Consider a point $X$ inside $\triangle ABC$, and construct $AD, BE, CF$ passing through $X$ and ending on the opposite sides. Let these be vectors. Prove that if $\vec{AD}+\vec{BE}+\vec{CF}$ is equal to $0$ then $X$ is the centroid.
Because this involves vectors, I am thinking a potential approach would use barycentric coordinates, and to take advantage of the properties of $D,E,F$ determined by the center. How would I prove this?

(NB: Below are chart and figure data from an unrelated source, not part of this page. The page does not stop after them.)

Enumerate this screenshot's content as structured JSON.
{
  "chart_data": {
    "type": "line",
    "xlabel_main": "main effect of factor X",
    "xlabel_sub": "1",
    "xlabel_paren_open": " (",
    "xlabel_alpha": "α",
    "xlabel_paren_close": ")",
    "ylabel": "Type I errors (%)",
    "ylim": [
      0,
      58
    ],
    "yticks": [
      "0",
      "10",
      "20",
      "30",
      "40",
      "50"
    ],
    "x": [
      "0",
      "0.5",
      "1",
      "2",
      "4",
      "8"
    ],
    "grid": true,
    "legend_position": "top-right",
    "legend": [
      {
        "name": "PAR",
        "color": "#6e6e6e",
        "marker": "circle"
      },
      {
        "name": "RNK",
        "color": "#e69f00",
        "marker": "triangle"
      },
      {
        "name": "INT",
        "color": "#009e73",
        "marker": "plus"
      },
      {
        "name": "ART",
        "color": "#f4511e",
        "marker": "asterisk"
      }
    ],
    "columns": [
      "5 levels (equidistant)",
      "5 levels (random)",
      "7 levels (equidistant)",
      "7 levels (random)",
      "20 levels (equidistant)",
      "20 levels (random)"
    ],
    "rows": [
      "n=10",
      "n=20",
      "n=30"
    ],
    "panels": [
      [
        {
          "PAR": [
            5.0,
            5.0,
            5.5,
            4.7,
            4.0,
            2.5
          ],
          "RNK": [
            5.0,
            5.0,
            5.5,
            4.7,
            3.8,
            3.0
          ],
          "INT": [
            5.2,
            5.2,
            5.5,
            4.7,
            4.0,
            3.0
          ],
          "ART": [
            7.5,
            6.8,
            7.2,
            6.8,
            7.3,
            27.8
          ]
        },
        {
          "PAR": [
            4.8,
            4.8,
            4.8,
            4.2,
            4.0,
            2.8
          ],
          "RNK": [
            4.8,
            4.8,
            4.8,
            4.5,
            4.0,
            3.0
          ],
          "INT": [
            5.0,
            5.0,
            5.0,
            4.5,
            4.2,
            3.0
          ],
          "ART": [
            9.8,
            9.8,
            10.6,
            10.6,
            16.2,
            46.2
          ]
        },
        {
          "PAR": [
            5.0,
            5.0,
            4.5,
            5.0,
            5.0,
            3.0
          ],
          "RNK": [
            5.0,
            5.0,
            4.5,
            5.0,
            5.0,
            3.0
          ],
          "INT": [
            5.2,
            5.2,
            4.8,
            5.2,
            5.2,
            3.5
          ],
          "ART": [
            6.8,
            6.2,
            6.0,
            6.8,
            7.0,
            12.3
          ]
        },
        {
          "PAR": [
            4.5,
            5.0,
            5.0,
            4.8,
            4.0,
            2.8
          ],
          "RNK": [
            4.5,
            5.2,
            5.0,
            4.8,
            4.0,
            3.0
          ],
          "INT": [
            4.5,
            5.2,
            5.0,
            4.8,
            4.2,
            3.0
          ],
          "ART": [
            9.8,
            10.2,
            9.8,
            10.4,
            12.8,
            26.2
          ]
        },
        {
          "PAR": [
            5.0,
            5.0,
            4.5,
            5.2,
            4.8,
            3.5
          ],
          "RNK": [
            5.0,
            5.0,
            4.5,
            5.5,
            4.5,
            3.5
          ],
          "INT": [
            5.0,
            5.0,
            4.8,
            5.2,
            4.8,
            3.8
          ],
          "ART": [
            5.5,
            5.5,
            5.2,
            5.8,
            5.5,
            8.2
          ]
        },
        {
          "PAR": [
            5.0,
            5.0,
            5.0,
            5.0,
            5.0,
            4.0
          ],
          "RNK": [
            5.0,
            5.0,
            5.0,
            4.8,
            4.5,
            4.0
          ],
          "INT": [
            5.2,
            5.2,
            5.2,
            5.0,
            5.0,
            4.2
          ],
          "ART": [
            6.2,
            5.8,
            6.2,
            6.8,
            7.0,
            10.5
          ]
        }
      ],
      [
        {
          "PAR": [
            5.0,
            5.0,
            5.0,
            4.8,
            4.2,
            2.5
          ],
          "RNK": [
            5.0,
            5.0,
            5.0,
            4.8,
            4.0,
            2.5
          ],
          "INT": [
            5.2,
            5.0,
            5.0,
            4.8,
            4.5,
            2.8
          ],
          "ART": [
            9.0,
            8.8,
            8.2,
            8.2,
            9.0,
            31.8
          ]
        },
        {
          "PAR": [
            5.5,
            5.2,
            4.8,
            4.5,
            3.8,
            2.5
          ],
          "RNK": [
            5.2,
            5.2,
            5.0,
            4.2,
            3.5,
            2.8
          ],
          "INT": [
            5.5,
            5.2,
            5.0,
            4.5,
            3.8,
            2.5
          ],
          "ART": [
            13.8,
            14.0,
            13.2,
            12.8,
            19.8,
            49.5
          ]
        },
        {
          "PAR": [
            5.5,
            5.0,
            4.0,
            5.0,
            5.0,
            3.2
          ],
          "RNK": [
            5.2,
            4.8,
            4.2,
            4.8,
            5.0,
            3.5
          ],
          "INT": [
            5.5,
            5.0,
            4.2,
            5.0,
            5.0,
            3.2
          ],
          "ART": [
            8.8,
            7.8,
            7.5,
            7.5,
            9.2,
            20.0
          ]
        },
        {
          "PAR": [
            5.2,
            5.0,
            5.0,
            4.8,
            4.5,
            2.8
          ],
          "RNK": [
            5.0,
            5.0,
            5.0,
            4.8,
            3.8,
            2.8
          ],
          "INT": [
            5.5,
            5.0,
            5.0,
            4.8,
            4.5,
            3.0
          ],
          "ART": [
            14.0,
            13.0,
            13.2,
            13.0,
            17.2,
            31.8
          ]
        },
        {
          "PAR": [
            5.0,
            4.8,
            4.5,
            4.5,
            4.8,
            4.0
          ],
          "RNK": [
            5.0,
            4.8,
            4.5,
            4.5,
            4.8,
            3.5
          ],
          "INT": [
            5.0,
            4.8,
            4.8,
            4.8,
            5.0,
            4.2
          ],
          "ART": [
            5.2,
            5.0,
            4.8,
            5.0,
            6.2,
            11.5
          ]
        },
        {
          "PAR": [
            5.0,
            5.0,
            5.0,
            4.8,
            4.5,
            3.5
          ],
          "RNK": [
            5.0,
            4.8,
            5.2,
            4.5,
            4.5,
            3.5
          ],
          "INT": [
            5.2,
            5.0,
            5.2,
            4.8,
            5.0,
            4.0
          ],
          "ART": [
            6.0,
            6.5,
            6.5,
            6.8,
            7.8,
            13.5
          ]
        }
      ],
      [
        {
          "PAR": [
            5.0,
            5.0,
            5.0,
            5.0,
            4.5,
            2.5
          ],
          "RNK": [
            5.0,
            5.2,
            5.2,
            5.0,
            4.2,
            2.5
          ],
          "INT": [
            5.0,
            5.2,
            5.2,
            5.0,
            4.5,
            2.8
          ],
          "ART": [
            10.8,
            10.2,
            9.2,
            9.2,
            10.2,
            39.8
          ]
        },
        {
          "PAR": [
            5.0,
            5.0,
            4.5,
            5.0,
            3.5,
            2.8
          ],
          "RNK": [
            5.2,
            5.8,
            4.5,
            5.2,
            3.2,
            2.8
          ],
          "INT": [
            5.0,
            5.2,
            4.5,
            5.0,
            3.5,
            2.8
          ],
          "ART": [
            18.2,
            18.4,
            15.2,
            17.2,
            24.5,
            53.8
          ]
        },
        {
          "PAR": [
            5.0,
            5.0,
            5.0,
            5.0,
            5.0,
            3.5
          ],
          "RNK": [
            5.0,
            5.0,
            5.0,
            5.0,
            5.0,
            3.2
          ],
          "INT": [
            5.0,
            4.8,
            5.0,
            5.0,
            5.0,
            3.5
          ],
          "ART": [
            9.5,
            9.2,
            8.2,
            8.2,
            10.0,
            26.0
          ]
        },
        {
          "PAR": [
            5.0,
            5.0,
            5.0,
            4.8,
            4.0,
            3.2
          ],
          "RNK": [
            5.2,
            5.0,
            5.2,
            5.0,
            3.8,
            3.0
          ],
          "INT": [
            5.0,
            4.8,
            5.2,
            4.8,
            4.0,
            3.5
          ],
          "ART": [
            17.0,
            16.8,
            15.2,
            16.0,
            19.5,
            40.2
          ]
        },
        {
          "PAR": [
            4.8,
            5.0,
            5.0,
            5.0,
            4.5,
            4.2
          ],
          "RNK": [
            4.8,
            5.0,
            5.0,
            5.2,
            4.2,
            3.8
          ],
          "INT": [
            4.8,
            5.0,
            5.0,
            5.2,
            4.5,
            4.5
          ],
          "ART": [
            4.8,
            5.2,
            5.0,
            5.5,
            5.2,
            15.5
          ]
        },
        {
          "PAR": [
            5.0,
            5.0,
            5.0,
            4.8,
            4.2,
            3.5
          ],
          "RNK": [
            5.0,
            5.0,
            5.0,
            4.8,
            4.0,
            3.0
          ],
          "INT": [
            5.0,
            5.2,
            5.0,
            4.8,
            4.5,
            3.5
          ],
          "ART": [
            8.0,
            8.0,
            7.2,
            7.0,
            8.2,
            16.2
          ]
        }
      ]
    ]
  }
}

Edit : So I have barycentrics for the vectors $AD, BE, CF$ as coordinates where $a+b=1, c+d=1, e+f=1$ and $(1,-a,-b), (-c,1,-d), (-e,-f,1)$. How do I relate themselves to a common center?
Let the coordinates be $A=(1,0,0), B=(0,1,0), C=(0,0,1)$, $D=(0,t,1-t), E=(1-u,0,u), F=(v,1-v,0)$.
Writing $\vec{AD}=\vec{D}-\vec{A}$ etc, the condition $\vec{AD}+\vec{BE}+\vec{CF}=0$ gives $$\vec{D}+\vec{E}+\vec{F}=\vec{A}+\vec{B}+\vec{C}$$ In terms of the barycentric coordinates, $$(1-u+v, t+1-v, 1-t+u)=(1,1,1)$$ Equating the corresponding coordinates yields $t=u=v$. Finally for concurrence to hold, by Ceva's theorem, $tuv = (1-t)(1-u)(1-v)$. Setting $u=v=t$ we have $t^3=(1-t)^3\Rightarrow t=1-t \Rightarrow t=1/2$.
Thus $D,E,F$ are midpoints of the sides and the concurrence point $X$ is indeed the centroid of $\triangle ABC$.